La clause, qui s'applique aux personnes en détresse, a été utilisée dans le passé dans des cas individuels, mais c'est la première fois que le gouvernement du Québec l'applique à un plus grand groupe.

«Cette mesure ne veut pas dire que tout le monde pourra venir au Québec», ajoute Mme James. La province ne compte pas dépasser son quota d'immigration, établi à quelque 50 000 personnes par année. «Et ça veut aussi dire que nous pourrons accepter moins d'immigrants d'autres pays», note la ministre.

Les modalités du nouveau programme sont toujours sur la table à dessin des fonctionnaires du MICC. «Nous sommes conscients qu'il faudra donner plus de détails dans les prochains jours», a affirmé hier Claude Fradette, responsable des communications du Ministère.

Les personnes qui répondent aux exigences du programme de parrainage fédéral devront continuer d'expédier leur demande à Ottawa. Celles qui bénéficieront des mesures d'exception québécoises devront faire une demande au MICC.

Les Québécois qui se prévaudront de l'un ou l'autre programme de réunification familiale seront responsables des dépenses entraînées par l'arrivée de membres de leur famille. D'ailleurs, les parrains potentiels devront montrer que leur situation financière leur permet de voir au bien-être de leurs proches, qui ne seront pas admissibles à l'assistance sociale à leur arrivée.

Les personnes qui n'ont pas la capacité financière nécessaire pourront demander à un tiers de se porter garant, a expliqué la ministre.

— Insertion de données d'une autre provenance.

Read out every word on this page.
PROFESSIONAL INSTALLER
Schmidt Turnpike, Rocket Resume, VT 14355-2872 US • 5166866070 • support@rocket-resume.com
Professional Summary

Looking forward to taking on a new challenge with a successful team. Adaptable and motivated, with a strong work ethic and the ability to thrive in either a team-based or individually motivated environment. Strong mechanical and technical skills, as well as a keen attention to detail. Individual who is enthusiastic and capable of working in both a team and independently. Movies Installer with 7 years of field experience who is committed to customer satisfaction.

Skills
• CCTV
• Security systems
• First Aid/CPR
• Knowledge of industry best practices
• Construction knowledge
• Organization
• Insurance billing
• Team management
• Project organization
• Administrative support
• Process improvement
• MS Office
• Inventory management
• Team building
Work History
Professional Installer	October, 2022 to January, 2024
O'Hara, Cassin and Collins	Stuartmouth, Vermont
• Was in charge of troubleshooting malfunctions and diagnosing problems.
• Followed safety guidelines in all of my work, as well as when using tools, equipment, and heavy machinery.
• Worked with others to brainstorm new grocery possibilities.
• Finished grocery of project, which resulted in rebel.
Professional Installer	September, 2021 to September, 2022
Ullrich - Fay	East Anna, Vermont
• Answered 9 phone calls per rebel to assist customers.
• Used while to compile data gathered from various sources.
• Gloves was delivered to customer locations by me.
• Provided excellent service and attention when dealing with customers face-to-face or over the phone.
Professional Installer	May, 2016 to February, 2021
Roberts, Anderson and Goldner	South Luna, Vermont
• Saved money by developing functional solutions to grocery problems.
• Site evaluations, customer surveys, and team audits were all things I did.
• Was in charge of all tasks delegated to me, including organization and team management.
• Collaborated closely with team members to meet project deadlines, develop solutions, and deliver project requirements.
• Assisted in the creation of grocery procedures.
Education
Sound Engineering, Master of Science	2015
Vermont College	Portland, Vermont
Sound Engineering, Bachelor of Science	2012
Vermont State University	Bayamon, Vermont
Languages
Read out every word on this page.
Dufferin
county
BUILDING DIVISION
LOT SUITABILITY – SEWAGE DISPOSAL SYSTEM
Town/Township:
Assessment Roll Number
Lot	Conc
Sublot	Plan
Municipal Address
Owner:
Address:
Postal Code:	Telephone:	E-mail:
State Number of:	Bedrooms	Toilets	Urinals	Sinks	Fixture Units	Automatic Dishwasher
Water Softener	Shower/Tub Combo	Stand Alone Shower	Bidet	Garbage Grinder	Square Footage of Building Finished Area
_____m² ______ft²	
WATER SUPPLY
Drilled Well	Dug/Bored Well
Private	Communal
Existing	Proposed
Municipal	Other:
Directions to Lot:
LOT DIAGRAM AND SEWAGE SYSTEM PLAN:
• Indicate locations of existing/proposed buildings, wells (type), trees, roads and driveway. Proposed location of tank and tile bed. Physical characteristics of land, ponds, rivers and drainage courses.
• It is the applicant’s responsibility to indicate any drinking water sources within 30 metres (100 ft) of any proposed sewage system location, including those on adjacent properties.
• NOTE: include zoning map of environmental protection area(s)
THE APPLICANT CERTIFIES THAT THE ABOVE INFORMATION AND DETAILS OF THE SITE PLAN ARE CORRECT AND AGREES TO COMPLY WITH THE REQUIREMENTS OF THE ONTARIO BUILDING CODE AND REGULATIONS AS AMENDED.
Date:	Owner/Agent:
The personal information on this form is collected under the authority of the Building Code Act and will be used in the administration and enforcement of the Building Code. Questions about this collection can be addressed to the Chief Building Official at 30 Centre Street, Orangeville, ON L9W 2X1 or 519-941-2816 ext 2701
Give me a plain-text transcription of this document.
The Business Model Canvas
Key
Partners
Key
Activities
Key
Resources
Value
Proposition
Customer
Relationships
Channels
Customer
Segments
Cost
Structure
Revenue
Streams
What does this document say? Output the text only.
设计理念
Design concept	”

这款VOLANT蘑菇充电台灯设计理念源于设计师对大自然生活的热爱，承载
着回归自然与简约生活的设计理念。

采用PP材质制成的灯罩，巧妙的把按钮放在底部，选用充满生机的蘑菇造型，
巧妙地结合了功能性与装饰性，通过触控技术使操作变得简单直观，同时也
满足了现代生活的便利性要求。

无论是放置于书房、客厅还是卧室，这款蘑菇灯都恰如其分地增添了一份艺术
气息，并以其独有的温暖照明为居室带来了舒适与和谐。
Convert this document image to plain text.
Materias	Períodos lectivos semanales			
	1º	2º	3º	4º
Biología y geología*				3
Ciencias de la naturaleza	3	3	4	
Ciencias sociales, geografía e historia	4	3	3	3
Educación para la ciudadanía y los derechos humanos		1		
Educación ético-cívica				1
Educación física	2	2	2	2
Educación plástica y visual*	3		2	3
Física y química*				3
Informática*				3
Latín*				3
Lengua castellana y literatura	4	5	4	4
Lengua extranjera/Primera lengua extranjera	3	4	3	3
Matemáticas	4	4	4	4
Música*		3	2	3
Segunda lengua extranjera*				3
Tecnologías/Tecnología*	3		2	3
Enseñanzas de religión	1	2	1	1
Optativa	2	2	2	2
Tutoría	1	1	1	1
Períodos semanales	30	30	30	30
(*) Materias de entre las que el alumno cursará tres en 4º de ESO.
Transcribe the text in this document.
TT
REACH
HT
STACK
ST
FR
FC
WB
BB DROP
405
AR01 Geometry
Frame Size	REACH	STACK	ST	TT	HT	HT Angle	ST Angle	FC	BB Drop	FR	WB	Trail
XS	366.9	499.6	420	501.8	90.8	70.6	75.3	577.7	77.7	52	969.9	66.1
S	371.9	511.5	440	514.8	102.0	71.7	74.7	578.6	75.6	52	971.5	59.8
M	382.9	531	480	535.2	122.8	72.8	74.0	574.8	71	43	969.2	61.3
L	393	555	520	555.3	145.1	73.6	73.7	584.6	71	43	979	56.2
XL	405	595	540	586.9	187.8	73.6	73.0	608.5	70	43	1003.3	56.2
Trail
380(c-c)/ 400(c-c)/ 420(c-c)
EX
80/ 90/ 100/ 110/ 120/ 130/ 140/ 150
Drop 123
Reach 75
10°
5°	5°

Le gouvernement du Québec n'a pas encore décidé s'il exemptera les demandeurs des frais afférents, comme le souhaiteraient plusieurs représentants de la diaspora haïtienne. «On regarde ça avec Ottawa. Une des préoccupations des deux ordres de gouvernement est que nous voulons que les demandes soient sérieuses. Enlever la tarification encourage souvent des personnes à faire des demandes moins sérieuses», croit la ministre libérale.

Accueil enthousiaste

L'annonce de Québec a été accueillie avec enthousiasme hier par la communauté haïtienne et par les organismes spécialisés en matière d'immigration. «A priori, la mesure semble répondre à ce que le milieu communautaire et la communauté haïtienne ont demandé, a dit Stephan Reichhold, directeur de la Table de concertation des organismes au service des personnes immigrantes et réfugiées (TCRI). Il faut maintenant voir comment tout ça va fonctionner.»

Marjorie Villefranche, de la Maison d'Haïti, considère l'annonce de Québec comme un «bon début», mais elle craint que les délais qu'impose Ottawa pour l'étude des dossiers soient trop longs. «Ce qui est important, c'est de faire venir les gens bientôt. Les gens sont dans la rue. Ils dorment dans les parcs à 4000, 6000. Il faut agir rapidement», a-t-elle souligné.

Mme Villefranche estime aussi que le quota de 50 000 sera insuffisant. «Il y a entre 100 000 et 130 000 Haïtiens à Montréal. Tout le monde voudra parrainer des gens. C'est une situation exceptionnelle qui demande un quota exceptionnel.»

Au Conseil canadien des réfugiés, on salue aussi l'initiative québécoise, mais on s'inquiète du sort des Haïtiens qui ont de la famille dans d'autres provinces canadiennes. «Le ministre Kenney répète sans cesse qu'il faut agir avec équité. Or, une personne qui vit d'un côté de la rivière des Outaouais pourra parrainer sa soeur ou son frère alors que celui qui vit de l'autre côté ne pourra pas», a dit hier la directrice du CCR, Janet Dench, qui a de nouveau exhorté Ottawa à élargir la portée du programme national de réunification familiale.